You need to have a routine of ensuring that your weapons are ready and will pass inspection. When you come to fence at a strip, you must have at least one extra regulation weapon and extra body cord.  You can have more than that.  These extra weapon and body cord must have the appropriate inspection marks also.  Each body cord must have their inspection mark and if you are using french grips, they will be individually checked also.  Some other things to remember:

  • Make sure that the barrel is tight in epee and foil
  • Make sure that your wires are glued down in epee and foil
  • Bell guards must be smooth and no dents or holes that could catch a point
  • Spaghetti wires must be affixed to the back side of the socket
  • Spaghetti wires must go all the way to the nut where it is affixed.  No bare wire showing
  • Both screws in epee
  • Tape around the barrel and covering the tip of the blade roughly a dollars length down. (Make sure that the tip can still depress so you can score a touch!)
  • In saber, if you have a metal nut at the end of your blade where your bottom bell guard screws together, make sure that it is sufficiently covered.
  • Before you hook up your weapon on the strip, make sure that your wires are glued down, barrel is tight, and in epee, make sure that both screws are there.  If you do this before you hook up, you will save yourself a card and mopping the floor...  (check out WFA newsletter #1, coaches' corner).

Mental Preparation

I can't emphasize this enough, you have to be mentally ready.  This should start weeks before the tourney actually starts.  What actions are you working on?  What is your training schedule?  What are going to be your hard days and light days?  How are you going to stay mentally strong during a competition?  These are things you have to foresee as best as you can.

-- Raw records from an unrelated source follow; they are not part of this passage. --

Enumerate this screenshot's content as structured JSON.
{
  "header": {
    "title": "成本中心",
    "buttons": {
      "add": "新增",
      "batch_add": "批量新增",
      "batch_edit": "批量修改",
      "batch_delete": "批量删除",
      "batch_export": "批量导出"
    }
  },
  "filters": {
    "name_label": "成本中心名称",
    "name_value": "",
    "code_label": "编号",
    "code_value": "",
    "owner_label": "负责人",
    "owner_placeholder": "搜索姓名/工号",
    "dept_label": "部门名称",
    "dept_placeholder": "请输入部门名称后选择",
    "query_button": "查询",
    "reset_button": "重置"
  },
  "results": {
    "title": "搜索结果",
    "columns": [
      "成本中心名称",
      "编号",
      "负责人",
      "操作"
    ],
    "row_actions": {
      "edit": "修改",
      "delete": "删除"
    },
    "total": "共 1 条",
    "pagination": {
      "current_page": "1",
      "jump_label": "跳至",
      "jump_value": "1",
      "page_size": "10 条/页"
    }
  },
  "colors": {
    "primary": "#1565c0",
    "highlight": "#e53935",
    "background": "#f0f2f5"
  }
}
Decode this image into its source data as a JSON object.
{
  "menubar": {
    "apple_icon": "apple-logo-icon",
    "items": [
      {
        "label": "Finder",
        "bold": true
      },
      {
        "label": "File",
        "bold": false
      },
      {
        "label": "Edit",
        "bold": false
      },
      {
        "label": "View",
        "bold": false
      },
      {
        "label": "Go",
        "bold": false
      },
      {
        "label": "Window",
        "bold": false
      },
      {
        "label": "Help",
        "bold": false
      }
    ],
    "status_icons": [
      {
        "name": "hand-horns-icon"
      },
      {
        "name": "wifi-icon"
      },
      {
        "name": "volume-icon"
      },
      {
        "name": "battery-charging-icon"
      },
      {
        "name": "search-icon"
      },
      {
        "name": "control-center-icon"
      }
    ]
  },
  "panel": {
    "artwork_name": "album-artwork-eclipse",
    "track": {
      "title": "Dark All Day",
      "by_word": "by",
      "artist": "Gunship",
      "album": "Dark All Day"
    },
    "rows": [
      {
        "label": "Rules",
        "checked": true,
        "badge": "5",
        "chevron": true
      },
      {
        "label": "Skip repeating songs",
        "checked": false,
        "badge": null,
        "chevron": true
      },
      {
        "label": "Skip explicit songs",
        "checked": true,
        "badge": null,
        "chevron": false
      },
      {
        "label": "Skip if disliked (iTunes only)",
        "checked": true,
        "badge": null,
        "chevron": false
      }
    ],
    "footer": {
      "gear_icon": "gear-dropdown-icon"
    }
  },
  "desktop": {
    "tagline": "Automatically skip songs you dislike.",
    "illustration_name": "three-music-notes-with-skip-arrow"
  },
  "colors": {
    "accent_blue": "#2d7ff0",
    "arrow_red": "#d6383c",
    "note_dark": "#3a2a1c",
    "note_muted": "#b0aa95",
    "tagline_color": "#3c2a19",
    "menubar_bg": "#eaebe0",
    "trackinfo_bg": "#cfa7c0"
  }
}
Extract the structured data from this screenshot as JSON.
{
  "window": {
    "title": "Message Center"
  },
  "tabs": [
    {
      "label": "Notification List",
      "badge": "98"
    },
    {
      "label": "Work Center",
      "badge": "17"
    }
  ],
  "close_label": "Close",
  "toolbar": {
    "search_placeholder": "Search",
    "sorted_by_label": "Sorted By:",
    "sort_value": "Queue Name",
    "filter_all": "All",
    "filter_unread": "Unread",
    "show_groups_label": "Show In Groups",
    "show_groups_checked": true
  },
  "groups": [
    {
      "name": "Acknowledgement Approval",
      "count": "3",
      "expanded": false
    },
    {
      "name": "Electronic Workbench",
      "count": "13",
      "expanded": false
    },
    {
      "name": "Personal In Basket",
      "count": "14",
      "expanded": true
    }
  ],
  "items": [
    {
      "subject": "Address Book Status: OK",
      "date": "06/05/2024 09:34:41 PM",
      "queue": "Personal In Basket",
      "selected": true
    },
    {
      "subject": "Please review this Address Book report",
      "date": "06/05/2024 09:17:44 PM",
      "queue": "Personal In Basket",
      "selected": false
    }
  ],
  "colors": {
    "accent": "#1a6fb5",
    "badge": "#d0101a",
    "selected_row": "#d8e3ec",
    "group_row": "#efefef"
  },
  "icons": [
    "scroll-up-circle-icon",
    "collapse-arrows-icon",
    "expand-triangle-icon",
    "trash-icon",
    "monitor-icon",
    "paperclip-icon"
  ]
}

I recommend having music that you listen do when you are doing your individual warm up.  When you are away in a different city or even different country and doing your warm up, you can have this constant to help relax and get mentally prepared.  

Final thoughts

This isn't the whole list, but it is something to get you started.  These are things that you can control.  The more things that you control and you apply, the more enjoyable your tournament experience will be!  Remember the first rule of a tournament:  Have fun!